You are doing your best to stay healthy and for many of you that means avoiding cow’s milk. Maybe you have replaced it with a nut or plant milk. Are you really doing yourself any favors?
Let’s take a look first at the objections that people have about drinking dairy milk.
First, dairy cattle are treated with bovine growth hormone to increase milk production. Some folks are concerned that this hormone will sneak into the cow’s milk that we humans consume. Bovine growth hormone is broken down by enzymes in the GI tract and the peptides that it is broken down to are not biologically active in humans.
Second, there is a concern that dairy cattle are treated with hormones that can seep into the milk that we humans consume. If dairy cattle are being treated with antibiotics, their milk is discarded and not saved for consumption by humans. In addition, milk is routinely tested for antibiotics and if any are found, that milk is discarded (even by the tankerful).
Third, many people don’t tolerate dairy. This falls into two categories of problems. Either people are lactose intolerant or they have a true dairy allergy.

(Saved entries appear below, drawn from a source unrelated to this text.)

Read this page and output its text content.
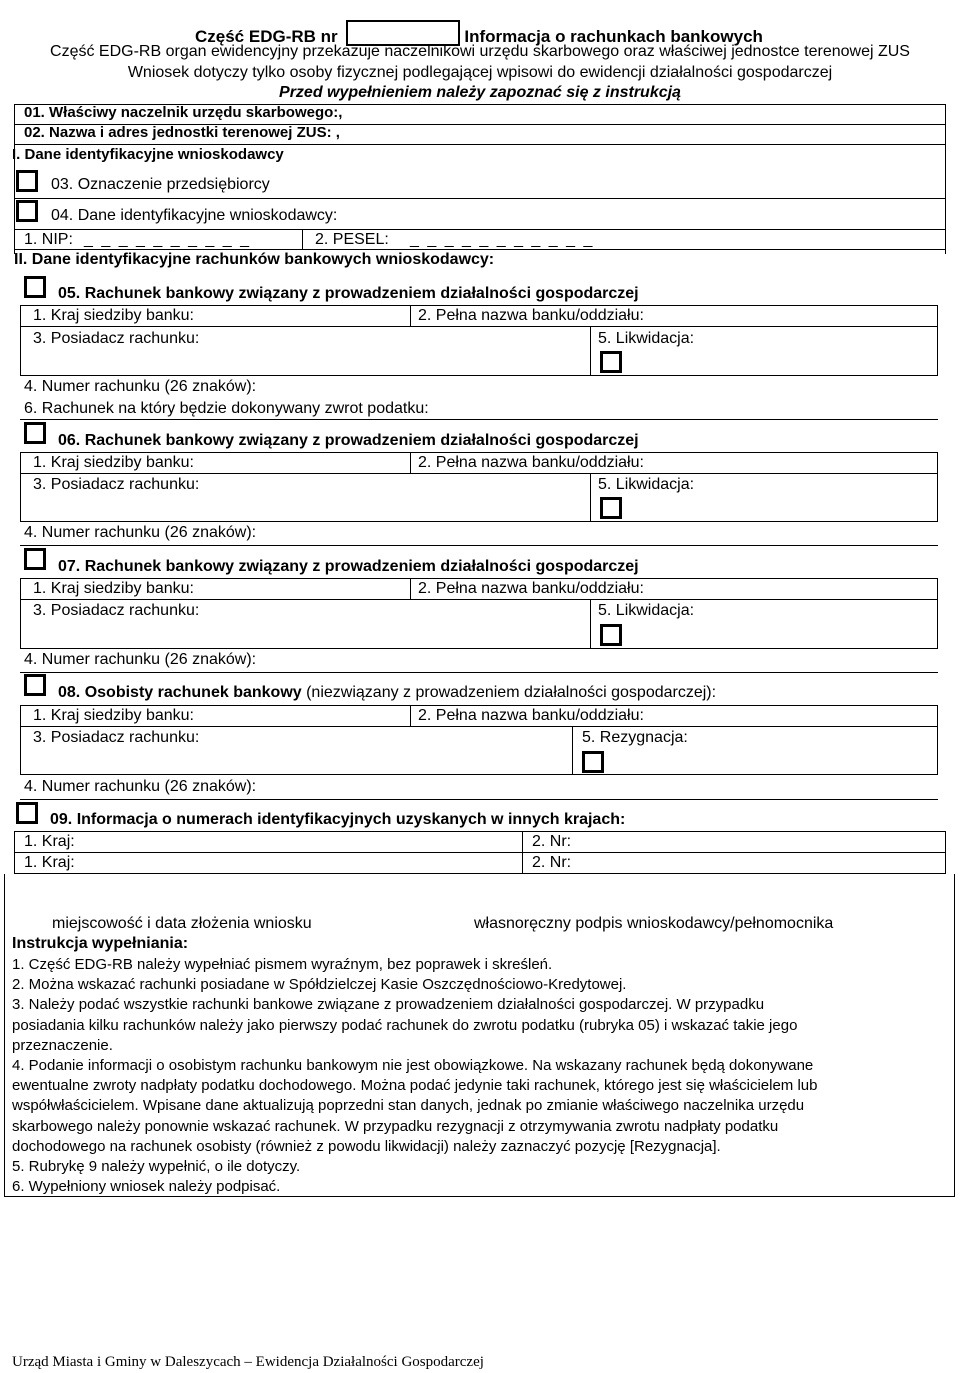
Część EDG-RB nr	Informacja o rachunkach bankowych
Część EDG-RB organ ewidencyjny przekazuje naczelnikowi urzędu skarbowego oraz właściwej jednostce terenowej ZUS
Wniosek dotyczy tylko osoby fizycznej podlegającej wpisowi do ewidencji działalności gospodarczej
Przed wypełnieniem należy zapoznać się z instrukcją
01. Właściwy naczelnik urzędu skarbowego:,
02. Nazwa i adres jednostki terenowej ZUS: ,
I. Dane identyfikacyjne wnioskodawcy
03. Oznaczenie przedsiębiorcy
04. Dane identyfikacyjne wnioskodawcy:
1. NIP: _ _ _ _ _ _ _ _ _ _	2. PESEL: _ _ _ _ _ _ _ _ _ _ _
II. Dane identyfikacyjne rachunków bankowych wnioskodawcy:
05. Rachunek bankowy związany z prowadzeniem działalności gospodarczej
1. Kraj siedziby banku:	2. Pełna nazwa banku/oddziału:
3. Posiadacz rachunku:	5. Likwidacja:
4. Numer rachunku (26 znaków):
6. Rachunek na który będzie dokonywany zwrot podatku:
06. Rachunek bankowy związany z prowadzeniem działalności gospodarczej
1. Kraj siedziby banku:	2. Pełna nazwa banku/oddziału:
3. Posiadacz rachunku:	5. Likwidacja:
4. Numer rachunku (26 znaków):
07. Rachunek bankowy związany z prowadzeniem działalności gospodarczej
1. Kraj siedziby banku:	2. Pełna nazwa banku/oddziału:
3. Posiadacz rachunku:	5. Likwidacja:
4. Numer rachunku (26 znaków):
08. Osobisty rachunek bankowy (niezwiązany z prowadzeniem działalności gospodarczej):
1. Kraj siedziby banku:	2. Pełna nazwa banku/oddziału:
3. Posiadacz rachunku:	5. Rezygnacja:
4. Numer rachunku (26 znaków):
09. Informacja o numerach identyfikacyjnych uzyskanych w innych krajach:
1. Kraj:	2. Nr:
1. Kraj:	2. Nr:
miejscowość i data złożenia wniosku	własnoręczny podpis wnioskodawcy/pełnomocnika
Instrukcja wypełniania:
1. Część EDG-RB należy wypełniać pismem wyraźnym, bez poprawek i skreśleń.
2. Można wskazać rachunki posiadane w Spółdzielczej Kasie Oszczędnościowo-Kredytowej.
3. Należy podać wszystkie rachunki bankowe związane z prowadzeniem działalności gospodarczej. W przypadku
posiadania kilku rachunków należy jako pierwszy podać rachunek do zwrotu podatku (rubryka 05) i wskazać takie jego
przeznaczenie.
4. Podanie informacji o osobistym rachunku bankowym nie jest obowiązkowe. Na wskazany rachunek będą dokonywane
ewentualne zwroty nadpłaty podatku dochodowego. Można podać jedynie taki rachunek, którego jest się właścicielem lub
współwłaścicielem. Wpisane dane aktualizują poprzedni stan danych, jednak po zmianie właściwego naczelnika urzędu
skarbowego należy ponownie wskazać rachunek. W przypadku rezygnacji z otrzymywania zwrotu nadpłaty podatku
dochodowego na rachunek osobisty (również z powodu likwidacji) należy zaznaczyć pozycję [Rezygnacja].
5. Rubrykę 9 należy wypełnić, o ile dotyczy.
6. Wypełniony wniosek należy podpisać.
Urząd Miasta i Gminy w Daleszycach – Ewidencja Działalności Gospodarczej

The sugar in milk is lactose and as we grow older we don’t make as much of the enzyme that breaks down lactose (lactase). Lactose intolerance is incredibly common in adults. Up to 70% of the adult population worldwide may be lactose intolerant, and it is more frequent in blacks than whites. Even people with lactose intolerance can usually tolerate up to one cup of milk. Also, hard cheeses, yogurt, and butter are tolerated since they don’t contain much lactose.
The most common food allergy in children is to the proteins in milk. Often children grow out of this and can tolerate milk later in life. But if this is a true allergy, you will need to avoid all milk and dairy products. The proteins and sheep and goat milk are very similar so these will need to be avoided as well. Plant and nut milks might be an option for this crowd.
So let’s talk about the pros and cons of dairy vs. plant or nut milks. Cow’s milk contains calcium, protein, and is fortified with vitamins D and A. In addition it contains potassium and B vitamins. It supports bone, heart, and muscle health. Some plant and nut milks are fortified with some of these nutrients but not all are. Generally cow milk contains much more protein as well.
Plant and nut milks tend to be sweetened and flavored to make them palatable. In addition they may have additives to make them creamier. That means processing and the addition of chemicals. The chart below compares some of the milks you might be interested in with dairy. Rice milk in particular contains a lot of simple carbohydrates that could cause a spike in insulin and blood sugar. Dairy milk also tends to be cheaper than the alternatives.
You may have animal welfare or environmental concerns that steer you towards plant or nut milks. Almond milk has low greenhouse gas emissions and uses less land than dairy milk but it requires a lot of water. Almond milk requires more water than any of the other dairy alternatives. It takes 130 pints of water to produce a single glass of almond milk. The production of coconut milk involves the clearing of rainforests. Between 2007 to 2014 rainforests in Indonesia were clearcut to make way for coconut palm trees. Rice soaks up water, and it also produces more greenhouse gas emissions than any other plant milk. Oat milk and soy are both more environmentally friendly than other milk alternatives.
Avoiding cow milk makes sense if you have a true allergy or lactose intolerance. Plant and nut milks do not have all the nutrients that dairy does. Not all plant and nut milks are environmentally friendly.